10" Touch "6AV6 671-8XS00-0AX0"
usw...
Diese Rahmen werden als Option verkauft bis das Problemm mit den Gehäusen gelöst ist!

gruss Helmut


----------



## The Big B. (25 September 2008)

Wir haben 3 Panels dieser Sorte eingebaut, das Problem ist bei allen schon aufgetreten. Ging aber alles noch über die Garantie.


----------



## Mauser (19 Oktober 2008)

Hatten letzte Woche genau das gleiche Problem beim MP277.


----------



## Onkel Dagobert (19 Oktober 2008)

Mauser schrieb:


> Hatten letzte Woche genau das gleiche Problem beim MP277.


Wieso eigentlich ausgerechnet beim MP277? Ist das Chassis bei den Dingern nicht aus Aluminium-Druckguss?


Gruß, Onkel


----------



## dalbi (19 Oktober 2008)

Nein das Gehäuse ist aus Plastik.
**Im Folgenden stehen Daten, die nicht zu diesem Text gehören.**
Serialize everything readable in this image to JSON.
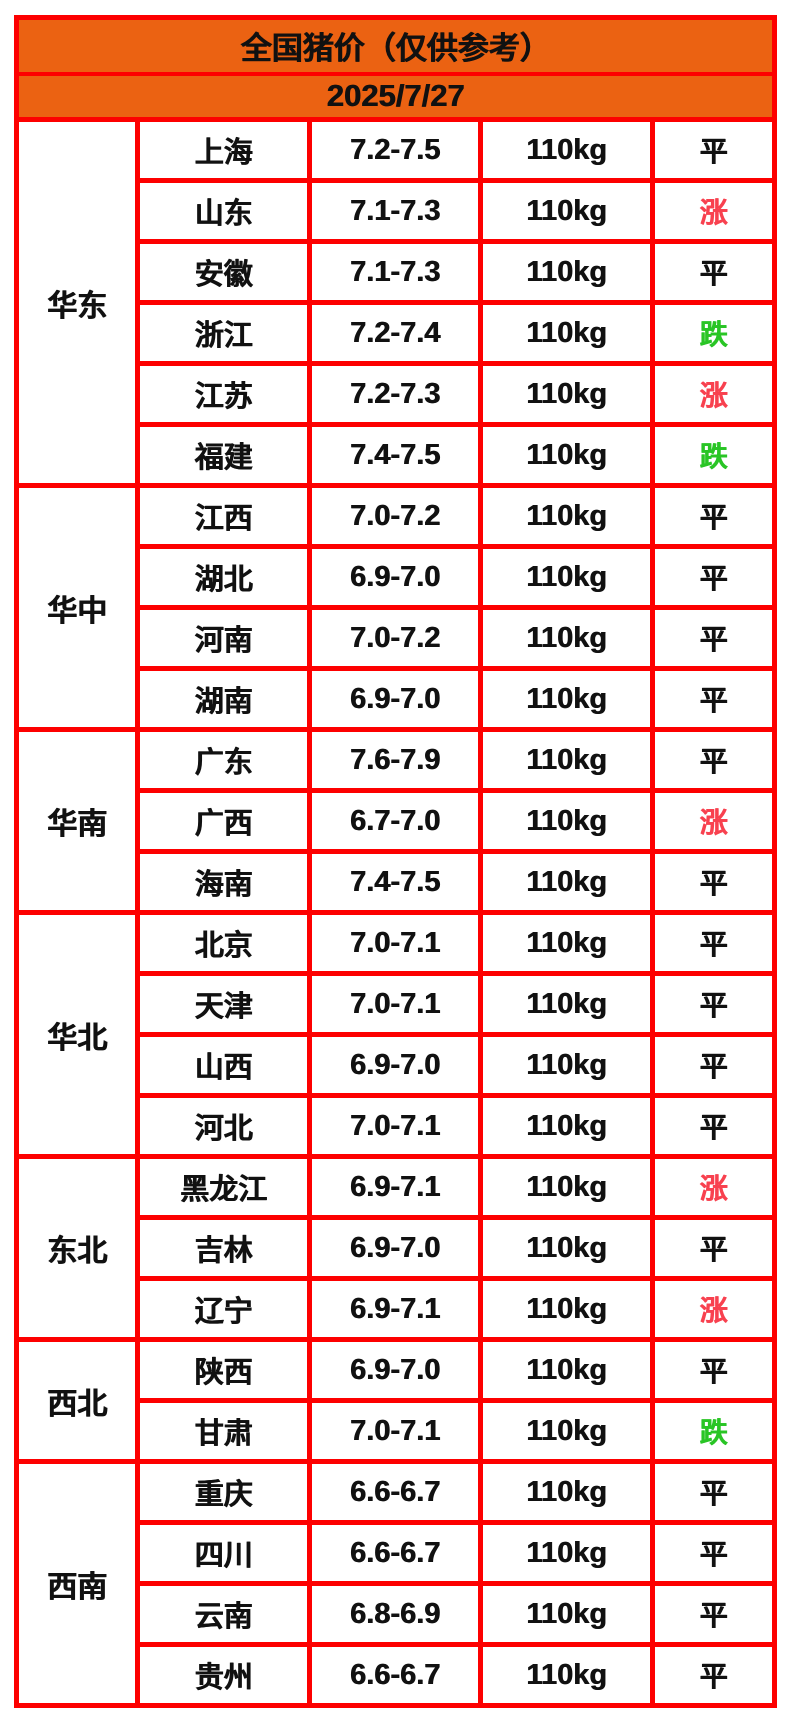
{
  "title": "全国猪价（仅供参考）",
  "date": "2025/7/27",
  "colors": {
    "header_background": "#eb6212",
    "grid_border": "#fd0000",
    "text": "#111111",
    "up": "#f8414f",
    "down": "#29c525"
  },
  "legend": {
    "up_label": "涨",
    "down_label": "跌",
    "flat_label": "平"
  },
  "regions": [
    {
      "name": "华东",
      "rows": [
        {
          "province": "上海",
          "price": "7.2-7.5",
          "weight": "110kg",
          "status": "平",
          "trend": "flat"
        },
        {
          "province": "山东",
          "price": "7.1-7.3",
          "weight": "110kg",
          "status": "涨",
          "trend": "up"
        },
        {
          "province": "安徽",
          "price": "7.1-7.3",
          "weight": "110kg",
          "status": "平",
          "trend": "flat"
        },
        {
          "province": "浙江",
          "price": "7.2-7.4",
          "weight": "110kg",
          "status": "跌",
          "trend": "down"
        },
        {
          "province": "江苏",
          "price": "7.2-7.3",
          "weight": "110kg",
          "status": "涨",
          "trend": "up"
        },
        {
          "province": "福建",
          "price": "7.4-7.5",
          "weight": "110kg",
          "status": "跌",
          "trend": "down"
        }
      ]
    },
    {
      "name": "华中",
      "rows": [
        {
          "province": "江西",
          "price": "7.0-7.2",
          "weight": "110kg",
          "status": "平",
          "trend": "flat"
        },
        {
          "province": "湖北",
          "price": "6.9-7.0",
          "weight": "110kg",
          "status": "平",
          "trend": "flat"
        },
        {
          "province": "河南",
          "price": "7.0-7.2",
          "weight": "110kg",
          "status": "平",
          "trend": "flat"
        },
        {
          "province": "湖南",
          "price": "6.9-7.0",
          "weight": "110kg",
          "status": "平",
          "trend": "flat"
        }
      ]
    },
    {
      "name": "华南",
      "rows": [
        {
          "province": "广东",
          "price": "7.6-7.9",
          "weight": "110kg",
          "status": "平",
          "trend": "flat"
        },
        {
          "province": "广西",
          "price": "6.7-7.0",
          "weight": "110kg",
          "status": "涨",
          "trend": "up"
        },
        {
          "province": "海南",
          "price": "7.4-7.5",
          "weight": "110kg",
          "status": "平",
          "trend": "flat"
        }
      ]
    },
    {
      "name": "华北",
      "rows": [
        {
          "province": "北京",
          "price": "7.0-7.1",
          "weight": "110kg",
          "status": "平",
          "trend": "flat"
        },
        {
          "province": "天津",
          "price": "7.0-7.1",
          "weight": "110kg",
          "status": "平",
          "trend": "flat"
        },
        {
          "province": "山西",
          "price": "6.9-7.0",
          "weight": "110kg",
          "status": "平",
          "trend": "flat"
        },
        {
          "province": "河北",
          "price": "7.0-7.1",
          "weight": "110kg",
          "status": "平",
          "trend": "flat"
        }
      ]
    },
    {
      "name": "东北",
      "rows": [
        {
          "province": "黑龙江",
          "price": "6.9-7.1",
          "weight": "110kg",
          "status": "涨",
          "trend": "up"
        },
        {
          "province": "吉林",
          "price": "6.9-7.0",
          "weight": "110kg",
          "status": "平",
          "trend": "flat"
        },
        {
          "province": "辽宁",
          "price": "6.9-7.1",
          "weight": "110kg",
          "status": "涨",
          "trend": "up"
        }
      ]
    },
    {
      "name": "西北",
      "rows": [
        {
          "province": "陕西",
          "price": "6.9-7.0",
          "weight": "110kg",
          "status": "平",
          "trend": "flat"
        },
        {
          "province": "甘肃",
          "price": "7.0-7.1",
          "weight": "110kg",
          "status": "跌",
          "trend": "down"
        }
      ]
    },
    {
      "name": "西南",
      "rows": [
        {
          "province": "重庆",
          "price": "6.6-6.7",
          "weight": "110kg",
          "status": "平",
          "trend": "flat"
        },
        {
          "province": "四川",
          "price": "6.6-6.7",
          "weight": "110kg",
          "status": "平",
          "trend": "flat"
        },
        {
          "province": "云南",
          "price": "6.8-6.9",
          "weight": "110kg",
          "status": "平",
          "trend": "flat"
        },
        {
          "province": "贵州",
          "price": "6.6-6.7",
          "weight": "110kg",
          "status": "平",
          "trend": "flat"
        }
      ]
    }
  ],
  "chart_data": {
    "type": "table",
    "title": "全国猪价（仅供参考）",
    "subtitle": "2025/7/27",
    "columns": [
      "region",
      "province",
      "price_range_yuan_per_jin",
      "weight",
      "trend"
    ],
    "rows": [
      [
        "华东",
        "上海",
        "7.2-7.5",
        "110kg",
        "平"
      ],
      [
        "华东",
        "山东",
        "7.1-7.3",
        "110kg",
        "涨"
      ],
      [
        "华东",
        "安徽",
        "7.1-7.3",
        "110kg",
        "平"
      ],
      [
        "华东",
        "浙江",
        "7.2-7.4",
        "110kg",
        "跌"
      ],
      [
        "华东",
        "江苏",
        "7.2-7.3",
        "110kg",
        "涨"
      ],
      [
        "华东",
        "福建",
        "7.4-7.5",
        "110kg",
        "跌"
      ],
      [
        "华中",
        "江西",
        "7.0-7.2",
        "110kg",
        "平"
      ],
      [
        "华中",
        "湖北",
        "6.9-7.0",
        "110kg",
        "平"
      ],
      [
        "华中",
        "河南",
        "7.0-7.2",
        "110kg",
        "平"
      ],
      [
        "华中",
        "湖南",
        "6.9-7.0",
        "110kg",
        "平"
      ],
      [
        "华南",
        "广东",
        "7.6-7.9",
        "110kg",
        "平"
      ],
      [
        "华南",
        "广西",
        "6.7-7.0",
        "110kg",
        "涨"
      ],
      [
        "华南",
        "海南",
        "7.4-7.5",
        "110kg",
        "平"
      ],
      [
        "华北",
        "北京",
        "7.0-7.1",
        "110kg",
        "平"
      ],
      [
        "华北",
        "天津",
        "7.0-7.1",
        "110kg",
        "平"
      ],
      [
        "华北",
        "山西",
        "6.9-7.0",
        "110kg",
        "平"
      ],
      [
        "华北",
        "河北",
        "7.0-7.1",
        "110kg",
        "平"
      ],
      [
        "东北",
        "黑龙江",
        "6.9-7.1",
        "110kg",
        "涨"
      ],
      [
        "东北",
        "吉林",
        "6.9-7.0",
        "110kg",
        "平"
      ],
      [
        "东北",
        "辽宁",
        "6.9-7.1",
        "110kg",
        "涨"
      ],
      [
        "西北",
        "陕西",
        "6.9-7.0",
        "110kg",
        "平"
      ],
      [
        "西北",
        "甘肃",
        "7.0-7.1",
        "110kg",
        "跌"
      ],
      [
        "西南",
        "重庆",
        "6.6-6.7",
        "110kg",
        "平"
      ],
      [
        "西南",
        "四川",
        "6.6-6.7",
        "110kg",
        "平"
      ],
      [
        "西南",
        "云南",
        "6.8-6.9",
        "110kg",
        "平"
      ],
      [
        "西南",
        "贵州",
        "6.6-6.7",
        "110kg",
        "平"
      ]
    ]
  }
}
Wir hatten vor kurzen auch das Problem, nach einiger Zeit brach das Gehäuse (MP277) an drei Ecken.

Gruss Daniel


----------



## rostiger Nagel (20 Oktober 2008)

Guten Morgen,
Siemens hat ja das Problemm erkannt, deswegen haben sie ja diesen Spannrahmen...jetzt arbeiten Sie daran das Gehäuse Neu zu entwickeln.
Wer den Spannrahmen nicht nutzen möchte, sollte wirklich darauf achten das die Schrauben nur mit 0,2Nm angezogen werden.
Wenn doch ein Gerät defekt ist zurück damit nach Siemens und sich auf keine Diskusion einlassen, normal gibt es da auch keine Probleme.

Gruss Helmut


----------



## wincc (21 Oktober 2008)

haben bis jetzt dieses jahr 6 stück ohne rahmen eingebaut 

bisher keine probleme


----------



## rostiger Nagel (21 Oktober 2008)

...wir kommen jetzt auch ohne Rahmen aus, da wir das Drehmoment beachten....


----------